Que le diable m’emporte
Mary Maclane
Éditions du Sous-sol — 17 €
Mary Maclane a 19 ans lorsqu’elle écrit ce qu’elle qualifie de « portrait » et qui s’apparente à un journal qui s’étale du 13 janvier au 13 avril 1901. Elle y expose ses états d’âme et sa souffrance. Elle s’ennuie à mourir dans la ville minière de Butte (dans le Montana) qu’elle décrit comme sinistre et sans intérêt. Mais surtout elle se rebelle contre sa condition et s’engage dans un délire littéraire que rien ne limite : elle s’autoproclame un génie hypersensible et incompris et fait de tous ses défauts des qualités.

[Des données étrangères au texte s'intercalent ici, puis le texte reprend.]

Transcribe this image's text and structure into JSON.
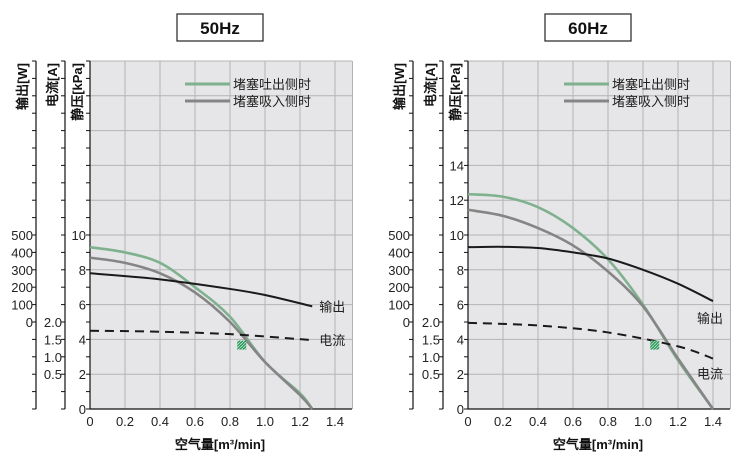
{
  "chart_data": [
    {
      "type": "line",
      "title": "50Hz",
      "xlabel": "空气量[m³/min]",
      "ylabels": {
        "power": "输出[W]",
        "current": "电流[A]",
        "pressure": "静压[kPa]"
      },
      "xlim": [
        0,
        1.5
      ],
      "xticks": [
        0,
        0.2,
        0.4,
        0.6,
        0.8,
        1.0,
        1.2,
        1.4
      ],
      "xtick_labels": [
        "0",
        "0.2",
        "0.4",
        "0.6",
        "0.8",
        "1.0",
        "1.2",
        "1.4"
      ],
      "pressure_lim": [
        0,
        20
      ],
      "pressure_tick_labels": [
        "0",
        "2",
        "4",
        "6",
        "8",
        "10"
      ],
      "power_tick_labels": [
        "0",
        "100",
        "200",
        "300",
        "400",
        "500"
      ],
      "current_tick_labels": [
        "0.5",
        "1.0",
        "1.5",
        "2.0"
      ],
      "grid": true,
      "legend": {
        "position": "top-right",
        "entries": [
          "堵塞吐出侧时",
          "堵塞吸入侧时"
        ]
      },
      "series": [
        {
          "name": "堵塞吐出侧时",
          "axis": "pressure",
          "color": "#7fb18f",
          "x": [
            0,
            0.2,
            0.4,
            0.6,
            0.8,
            1.0,
            1.2,
            1.27
          ],
          "y": [
            9.3,
            9.0,
            8.4,
            7.0,
            5.3,
            2.7,
            0.9,
            0
          ]
        },
        {
          "name": "堵塞吸入侧时",
          "axis": "pressure",
          "color": "#858585",
          "x": [
            0,
            0.2,
            0.4,
            0.6,
            0.8,
            1.0,
            1.2,
            1.27
          ],
          "y": [
            8.7,
            8.4,
            7.8,
            6.7,
            5.0,
            2.7,
            0.8,
            0
          ]
        },
        {
          "name": "输出",
          "axis": "power",
          "color": "#1a1a1a",
          "dashed": false,
          "x": [
            0,
            0.4,
            0.8,
            1.0,
            1.27
          ],
          "y": [
            280,
            245,
            190,
            155,
            90
          ]
        },
        {
          "name": "电流",
          "axis": "current",
          "color": "#1a1a1a",
          "dashed": true,
          "x": [
            0,
            0.4,
            0.8,
            1.27
          ],
          "y": [
            1.75,
            1.72,
            1.65,
            1.48
          ]
        }
      ],
      "marker": {
        "x": 0.87,
        "pressure": 3.7,
        "color": "#2e9a5e"
      }
    },
    {
      "type": "line",
      "title": "60Hz",
      "xlabel": "空气量[m³/min]",
      "ylabels": {
        "power": "输出[W]",
        "current": "电流[A]",
        "pressure": "静压[kPa]"
      },
      "xlim": [
        0,
        1.5
      ],
      "xticks": [
        0,
        0.2,
        0.4,
        0.6,
        0.8,
        1.0,
        1.2,
        1.4
      ],
      "xtick_labels": [
        "0",
        "0.2",
        "0.4",
        "0.6",
        "0.8",
        "1.0",
        "1.2",
        "1.4"
      ],
      "pressure_lim": [
        0,
        20
      ],
      "pressure_tick_labels": [
        "0",
        "2",
        "4",
        "6",
        "8",
        "10",
        "12",
        "14"
      ],
      "power_tick_labels": [
        "0",
        "100",
        "200",
        "300",
        "400",
        "500"
      ],
      "current_tick_labels": [
        "0.5",
        "1.0",
        "1.5",
        "2.0"
      ],
      "grid": true,
      "legend": {
        "position": "top-right",
        "entries": [
          "堵塞吐出侧时",
          "堵塞吸入侧时"
        ]
      },
      "series": [
        {
          "name": "堵塞吐出侧时",
          "axis": "pressure",
          "color": "#7fb18f",
          "x": [
            0,
            0.2,
            0.4,
            0.6,
            0.8,
            1.0,
            1.2,
            1.4
          ],
          "y": [
            12.35,
            12.2,
            11.6,
            10.4,
            8.6,
            6.0,
            2.8,
            0
          ]
        },
        {
          "name": "堵塞吸入侧时",
          "axis": "pressure",
          "color": "#858585",
          "x": [
            0,
            0.2,
            0.4,
            0.6,
            0.8,
            1.0,
            1.2,
            1.4
          ],
          "y": [
            11.45,
            11.1,
            10.4,
            9.4,
            7.9,
            5.9,
            2.9,
            0
          ]
        },
        {
          "name": "输出",
          "axis": "power",
          "color": "#1a1a1a",
          "dashed": false,
          "x": [
            0,
            0.2,
            0.4,
            0.6,
            0.8,
            1.0,
            1.2,
            1.4
          ],
          "y": [
            430,
            432,
            425,
            400,
            365,
            300,
            220,
            120
          ]
        },
        {
          "name": "电流",
          "axis": "current",
          "color": "#1a1a1a",
          "dashed": true,
          "x": [
            0,
            0.4,
            0.8,
            1.2,
            1.4
          ],
          "y": [
            1.975,
            1.9,
            1.7,
            1.3,
            0.95
          ]
        }
      ],
      "marker": {
        "x": 1.07,
        "pressure": 3.7,
        "color": "#2e9a5e"
      }
    }
  ]
}
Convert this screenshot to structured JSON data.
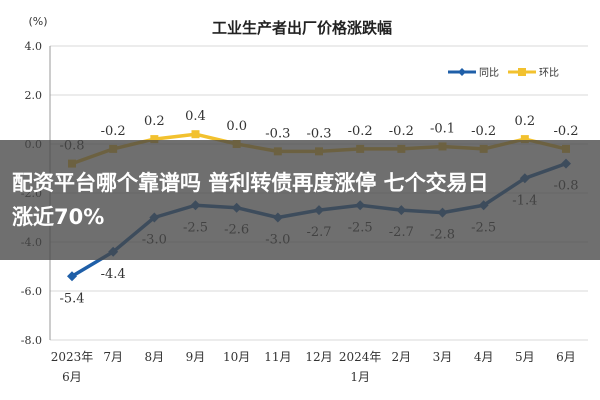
{
  "headline": {
    "line1": "配资平台哪个靠谱吗 普利转债再度涨停 七个交易日",
    "line2": "涨近70%"
  },
  "chart_data": {
    "type": "line",
    "title": "工业生产者出厂价格涨跌幅",
    "ylabel": "(%)",
    "ylim": [
      -8.0,
      4.0
    ],
    "yticks": [
      "4.0",
      "2.0",
      "0.0",
      "-2.0",
      "-4.0",
      "-6.0",
      "-8.0"
    ],
    "ytick_values": [
      4,
      2,
      0,
      -2,
      -4,
      -6,
      -8
    ],
    "categories": [
      [
        "2023年",
        "6月"
      ],
      [
        "7月"
      ],
      [
        "8月"
      ],
      [
        "9月"
      ],
      [
        "10月"
      ],
      [
        "11月"
      ],
      [
        "12月"
      ],
      [
        "2024年",
        "1月"
      ],
      [
        "2月"
      ],
      [
        "3月"
      ],
      [
        "4月"
      ],
      [
        "5月"
      ],
      [
        "6月"
      ]
    ],
    "grid": true,
    "legend_position": "top-right",
    "series": [
      {
        "name": "同比",
        "color": "#1f5fa8",
        "values": [
          -5.4,
          -4.4,
          -3.0,
          -2.5,
          -2.6,
          -3.0,
          -2.7,
          -2.5,
          -2.7,
          -2.8,
          -2.5,
          -1.4,
          -0.8
        ],
        "labels": [
          "-5.4",
          "-4.4",
          "-3.0",
          "-2.5",
          "-2.6",
          "-3.0",
          "-2.7",
          "-2.5",
          "-2.7",
          "-2.8",
          "-2.5",
          "-1.4",
          "-0.8"
        ]
      },
      {
        "name": "环比",
        "color": "#f2c12e",
        "values": [
          -0.8,
          -0.2,
          0.2,
          0.4,
          0.0,
          -0.3,
          -0.3,
          -0.2,
          -0.2,
          -0.1,
          -0.2,
          0.2,
          -0.2
        ],
        "labels": [
          "-0.8",
          "-0.2",
          "0.2",
          "0.4",
          "0.0",
          "-0.3",
          "-0.3",
          "-0.2",
          "-0.2",
          "-0.1",
          "-0.2",
          "0.2",
          "-0.2"
        ]
      }
    ]
  }
}
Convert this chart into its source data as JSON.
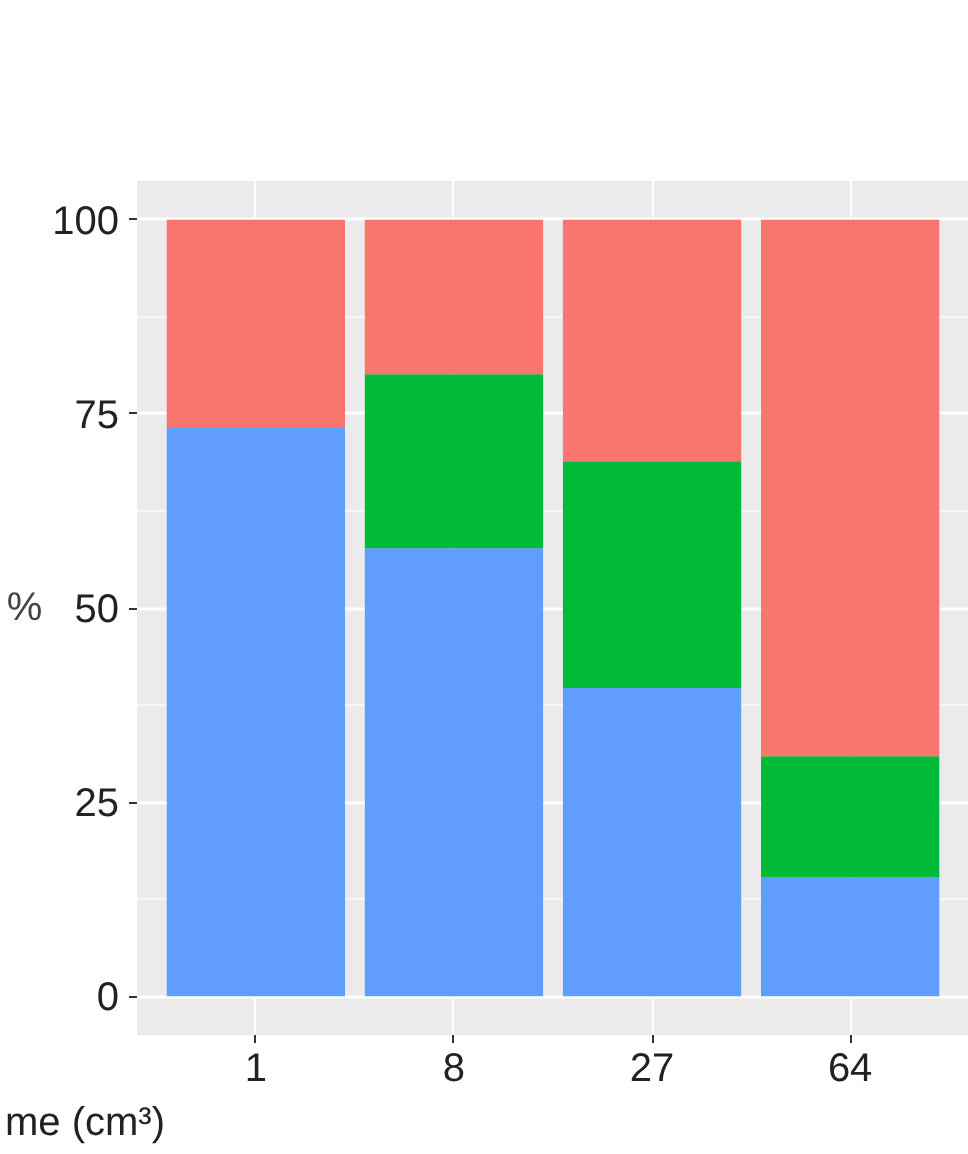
{
  "chart_data": {
    "type": "bar",
    "stacked": true,
    "xlabel": "me (cm³)",
    "ylabel": "%",
    "categories": [
      "1",
      "8",
      "27",
      "64"
    ],
    "series": [
      {
        "color": "#619cff",
        "values": [
          73.3,
          57.7,
          39.7,
          15.3
        ]
      },
      {
        "color": "#00ba38",
        "values": [
          0,
          22.4,
          29.2,
          15.6
        ]
      },
      {
        "color": "#f8766d",
        "values": [
          26.7,
          19.9,
          31.1,
          69.1
        ]
      }
    ],
    "ylim": [
      -5,
      105
    ],
    "yticks": [
      0,
      25,
      50,
      75,
      100
    ],
    "grid": true
  }
}
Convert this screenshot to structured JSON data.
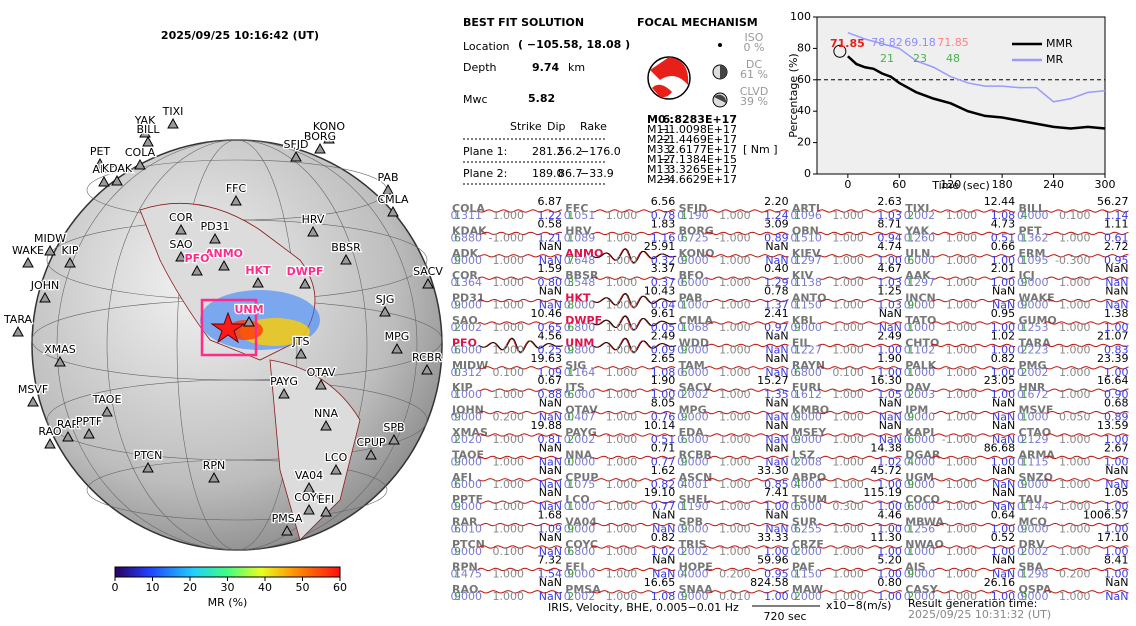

Elle est menteuse, voleuse, déloyale, mais qu’importe puisque le monde qui l’entoure ne lui arrive pas à la cheville. Elle en appelle sans cesse au diable, au mal qui viendra la délivrer de la bien-pensance, de la médiocrité, des conventions. Elle est fière de son corps de jeune fille, de son appétit, de son foie. Elle se dit philosophe ignorée du fond de son trou perdu.
Ce manuscrit, plutôt répétitif, mais pas inintéressant finira par atterrir sur la table d’une éditrice new-yorkaise, Lucy Monroe. Elle le lit en une nuit et décide aussitôt de le publier en 1902. Dans le mois qui suit sa sortie, il s’en vend cent mille exemplaires. Mary Maclane obtient ce qu’elle cherchait : la gloire et l’argent. Gloire éphémère : elle ne connaîtra pas d’autre succès littéraire (malgré son « génie autoproclamé ») et dilapidera sa fortune dans une vie d’excès et de drogue. On la retrouve morte mystérieusement dans sa chambre d’hôtel en 1929, à 48 ans.
Sur le plan littéraire, elle est classée parmi les écrivains « confessionnalistes » : des romans ou des autobiographies intimistes et souvent blasphématoires.
Anecdote : elle tournera dans un film au titre sulfureux : « Les hommes qui m’ont fait l’amour ». Elle y faisait ses confidences (apparemment pas très osées) assise dans un fauteuil en fumant des cigarettes. Le film n’eut aucun succès… et toutes les copies ont, aujourd’hui, (apparemment) disparu.